AMD’s EPYC line of processors meet the needs of today’s datacenter workloads. Offering flexibility, security, and performance, the AMD EPYC system on chip delivers better memory bandwidth, more I/O2 and more cores to power data center applications. Up to 32 high-performance cores (64 threads) bring in the benefits of performance boost and compute density. Up to 2TB of DDR4 memory capacity across 8 channels accelerates memory-intensive application performance and 128 lanes of PCIe Gen 3 extend server capabilities without incremental PCI switching. With high-end specs, AMD plans to take on the server market. Read on to find out more about EPYC benchmark results!
AMD EPYC 7601 SiSoft Sandra and Cinebench 2P Benchmarks revealed
Cinebench R15 performance numbers have popped up. According to reports, AMD’s EPYC 7601 scores 6879 points in Cinebench R15 while Intel’s 8180 scores around 8301 points. The LINPACK score is expected to be roughly 2/3rd that of Intel’s counterpart.
As for SiSoft Sandra benchmark, the numbers reflect the ones on SuperMicro H1 1DSU-iN motherboard. The benchmark was carried out on 2P socket mode, resulting in a total of 64 cores and 128 threads. AMD EPYC 7601 on SiSoft Sandra delivers 1242 GFLOPS at 2.2GHz, while the benchmark shows a 2.7GHz recording. Intel doesn’t have a competing product with 32 cores but the Intel Platinum 8180, with 28 cores, delivered a peak performance of 1345.76 GFLOPS for 56 cores and 112 threads running at 3.4GHz in 2P benchmarks.

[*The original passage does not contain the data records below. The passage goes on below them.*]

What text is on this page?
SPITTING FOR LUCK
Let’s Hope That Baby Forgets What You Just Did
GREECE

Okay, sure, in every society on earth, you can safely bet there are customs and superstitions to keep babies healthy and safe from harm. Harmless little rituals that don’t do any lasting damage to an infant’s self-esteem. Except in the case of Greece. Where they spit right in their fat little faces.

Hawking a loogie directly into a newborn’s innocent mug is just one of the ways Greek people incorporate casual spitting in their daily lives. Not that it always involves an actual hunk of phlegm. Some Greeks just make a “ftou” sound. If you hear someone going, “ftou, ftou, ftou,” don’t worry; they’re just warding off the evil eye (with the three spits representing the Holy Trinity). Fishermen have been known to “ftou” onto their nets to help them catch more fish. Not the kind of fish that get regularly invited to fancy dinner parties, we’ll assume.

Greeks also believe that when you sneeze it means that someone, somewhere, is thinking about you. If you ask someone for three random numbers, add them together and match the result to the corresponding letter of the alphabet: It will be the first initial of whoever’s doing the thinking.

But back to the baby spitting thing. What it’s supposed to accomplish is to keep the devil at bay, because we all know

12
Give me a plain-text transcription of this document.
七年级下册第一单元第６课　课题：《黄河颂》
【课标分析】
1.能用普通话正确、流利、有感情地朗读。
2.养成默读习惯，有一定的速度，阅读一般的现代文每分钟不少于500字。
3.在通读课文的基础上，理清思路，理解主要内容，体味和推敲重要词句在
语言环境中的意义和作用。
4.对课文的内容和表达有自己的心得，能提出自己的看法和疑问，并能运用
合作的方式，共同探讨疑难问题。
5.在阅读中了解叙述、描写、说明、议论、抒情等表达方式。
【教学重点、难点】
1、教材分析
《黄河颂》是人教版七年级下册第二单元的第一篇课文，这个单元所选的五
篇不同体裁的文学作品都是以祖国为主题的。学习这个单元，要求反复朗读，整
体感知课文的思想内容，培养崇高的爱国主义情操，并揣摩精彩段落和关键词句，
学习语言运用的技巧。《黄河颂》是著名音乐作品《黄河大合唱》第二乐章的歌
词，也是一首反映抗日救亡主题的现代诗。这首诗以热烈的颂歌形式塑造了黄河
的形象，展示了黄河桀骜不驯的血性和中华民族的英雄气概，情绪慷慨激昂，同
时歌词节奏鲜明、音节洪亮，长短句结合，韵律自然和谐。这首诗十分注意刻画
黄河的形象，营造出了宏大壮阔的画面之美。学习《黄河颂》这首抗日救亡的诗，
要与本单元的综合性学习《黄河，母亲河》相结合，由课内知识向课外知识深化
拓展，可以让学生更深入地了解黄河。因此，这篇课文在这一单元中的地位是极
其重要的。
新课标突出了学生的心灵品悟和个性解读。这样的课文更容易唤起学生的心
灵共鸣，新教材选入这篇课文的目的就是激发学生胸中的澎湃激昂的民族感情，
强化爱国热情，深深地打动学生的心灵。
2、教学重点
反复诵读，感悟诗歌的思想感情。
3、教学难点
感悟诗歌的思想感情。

From an initial cursory analysis, it looks like AMD will definitely take server market share from Intel. It’s only a matter of how much. AMD’s PCIe expansion options and raw memory bandwidth are more robust and AMD’s X86 performance is now more or less on par with Intel. AMD’s platform offers 128 lanes of dedicated PCI Express connectivity direct to the CPU with no PCIe switches or bridges required. This directly translates to higher bandwidth device connectivity to CPU, lower latency, and higher throughput.